We already know about the features of natural numbers. And now we will tell you in detail about their properties:

set of natural numbers	is infinite and starts from one (1)
each natural number is followed by another	it is more than the previous one by 1
the result of dividing a natural number by one (1)	is itself a natural number: 5 : 1 = 5
the result of dividing a natural number by itself	units (1): 6 : 6 = 1
commutative law of addition	the sum does not change from the rearrangement of the places of the terms: 4 + 3 = 3 + 4
combination law of addition	the result of adding several terms does not depend on the order of operations: (2 + 3) + 4 = 2 + (3 + 4)
commutative law of multiplication	the product will not change from permutation of the places of factors: 4 × 5 = 5 × 4
combination law of multiplication	the result of the product of factors does not depend on the order of operations; you can at least like this, at least like that: (6 × 7) × 8 = 6 × (7 × 8)
distributive law of multiplication with respect to addition	to multiply the sum by a number, you need to multiply each term by this number and add the results: 4 × (5 + 6) = 4 × 5 + 4 × 6
distributive law of multiplication with respect to subtraction	to multiply the difference by a number, you can multiply by this number separately reduced and subtracted, and then subtract the second from the first product: 3 × (4 − 5) = 3 × 4 − 3 × 5
distributive law of division with respect to addition	to divide the sum by a number, you can divide each term by this number and add the results: (9 + 8) : 3 = 9 : 3 + 8 : 3
distributive law of division with respect to subtraction	to divide the difference by a number, you can divide by this number first reduced and then subtracted, and subtract the second from the first product: (5 − 3) : 2 = 5 : 2 − 3 : 2

Digits of a natural number and the value of the digit

Recall that its value depends on the position on which the digit stands in the record of the number.
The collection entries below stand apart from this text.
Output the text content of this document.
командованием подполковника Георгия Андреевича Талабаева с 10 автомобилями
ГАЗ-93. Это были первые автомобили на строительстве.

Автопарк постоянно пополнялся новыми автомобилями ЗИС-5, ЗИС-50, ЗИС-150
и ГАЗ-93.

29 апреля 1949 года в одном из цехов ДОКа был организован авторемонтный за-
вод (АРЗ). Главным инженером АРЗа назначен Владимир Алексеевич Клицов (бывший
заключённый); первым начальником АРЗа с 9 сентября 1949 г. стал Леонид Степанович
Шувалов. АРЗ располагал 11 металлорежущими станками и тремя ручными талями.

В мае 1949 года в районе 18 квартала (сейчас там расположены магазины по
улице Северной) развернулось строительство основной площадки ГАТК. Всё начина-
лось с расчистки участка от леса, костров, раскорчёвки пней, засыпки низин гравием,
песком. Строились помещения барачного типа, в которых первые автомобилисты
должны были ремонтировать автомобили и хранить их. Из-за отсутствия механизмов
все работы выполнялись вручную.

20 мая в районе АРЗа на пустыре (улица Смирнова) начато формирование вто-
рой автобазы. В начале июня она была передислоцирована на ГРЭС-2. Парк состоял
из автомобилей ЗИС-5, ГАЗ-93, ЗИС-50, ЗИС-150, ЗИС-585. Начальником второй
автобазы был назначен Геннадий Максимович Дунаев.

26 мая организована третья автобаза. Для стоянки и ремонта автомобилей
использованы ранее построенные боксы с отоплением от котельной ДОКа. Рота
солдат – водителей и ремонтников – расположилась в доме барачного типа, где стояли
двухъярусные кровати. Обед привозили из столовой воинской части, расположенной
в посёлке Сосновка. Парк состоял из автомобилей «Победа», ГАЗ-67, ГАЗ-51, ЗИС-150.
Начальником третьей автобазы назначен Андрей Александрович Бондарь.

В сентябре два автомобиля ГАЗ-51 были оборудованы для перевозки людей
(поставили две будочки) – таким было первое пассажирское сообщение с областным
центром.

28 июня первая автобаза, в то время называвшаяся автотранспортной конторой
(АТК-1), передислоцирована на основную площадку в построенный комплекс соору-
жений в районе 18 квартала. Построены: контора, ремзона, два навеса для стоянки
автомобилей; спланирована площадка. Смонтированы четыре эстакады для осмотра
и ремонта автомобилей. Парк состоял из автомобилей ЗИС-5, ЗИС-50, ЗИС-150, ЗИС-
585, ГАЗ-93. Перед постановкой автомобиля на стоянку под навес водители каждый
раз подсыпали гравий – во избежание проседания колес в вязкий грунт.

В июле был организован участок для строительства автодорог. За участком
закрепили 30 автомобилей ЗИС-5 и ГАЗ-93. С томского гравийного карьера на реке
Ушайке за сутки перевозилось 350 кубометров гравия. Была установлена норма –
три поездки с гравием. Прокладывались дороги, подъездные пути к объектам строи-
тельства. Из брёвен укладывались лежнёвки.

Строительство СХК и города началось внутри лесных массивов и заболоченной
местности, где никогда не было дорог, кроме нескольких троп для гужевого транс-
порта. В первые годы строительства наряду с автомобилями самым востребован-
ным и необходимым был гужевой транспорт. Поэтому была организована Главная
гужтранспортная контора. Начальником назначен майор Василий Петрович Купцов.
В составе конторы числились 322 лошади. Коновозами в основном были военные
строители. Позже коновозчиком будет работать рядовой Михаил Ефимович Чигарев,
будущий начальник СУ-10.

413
So, for example, 1123 contains: 3 units, 2 tens, 1 hundred, 1 thousand. At the same time, we can formulate it differently and say that in a given number 1123, the digit 3 is located in the units digit, 2 in the tens digit, 1 in the hundreds digit and 1 serves as the value of the thousands digit.

The digit is the position, the location of the digit in the record of a natural number.

Each digit has its own name. The most significant digits are always on the left, and the least significant ones are on the right. To remember faster, you can use a table.

The number of digits always corresponds to the number of digits in the number. This table contains the names of all digits for a number that consists of 15 characters. The following digits also have names, but they are used extremely rarely.

The lowest (lowest) digit of a multi-digit natural number is the units digit.

The highest (highest) digit of a multi-digit natural number is the digit corresponding to the leftmost digit in the given number.

You must have noticed that textbooks often put small spaces when writing multi-digit numbers. This is done so that natural numbers are easy to read. And also to visually separate different classes of numbers.

Class is a group of digits that contains three digits: units, tens and hundreds.

Decimal

People at different times used different methods of writing numbers. And each number system has its own rules and features.

Decimal number system is the most common number system in which ten digits are used to write numbers: 0, 1, 2, 3, 4, 5, 6, 7, 8, 9.

In the decimal system, the value of one and of the same digit depends on its position in the number entry.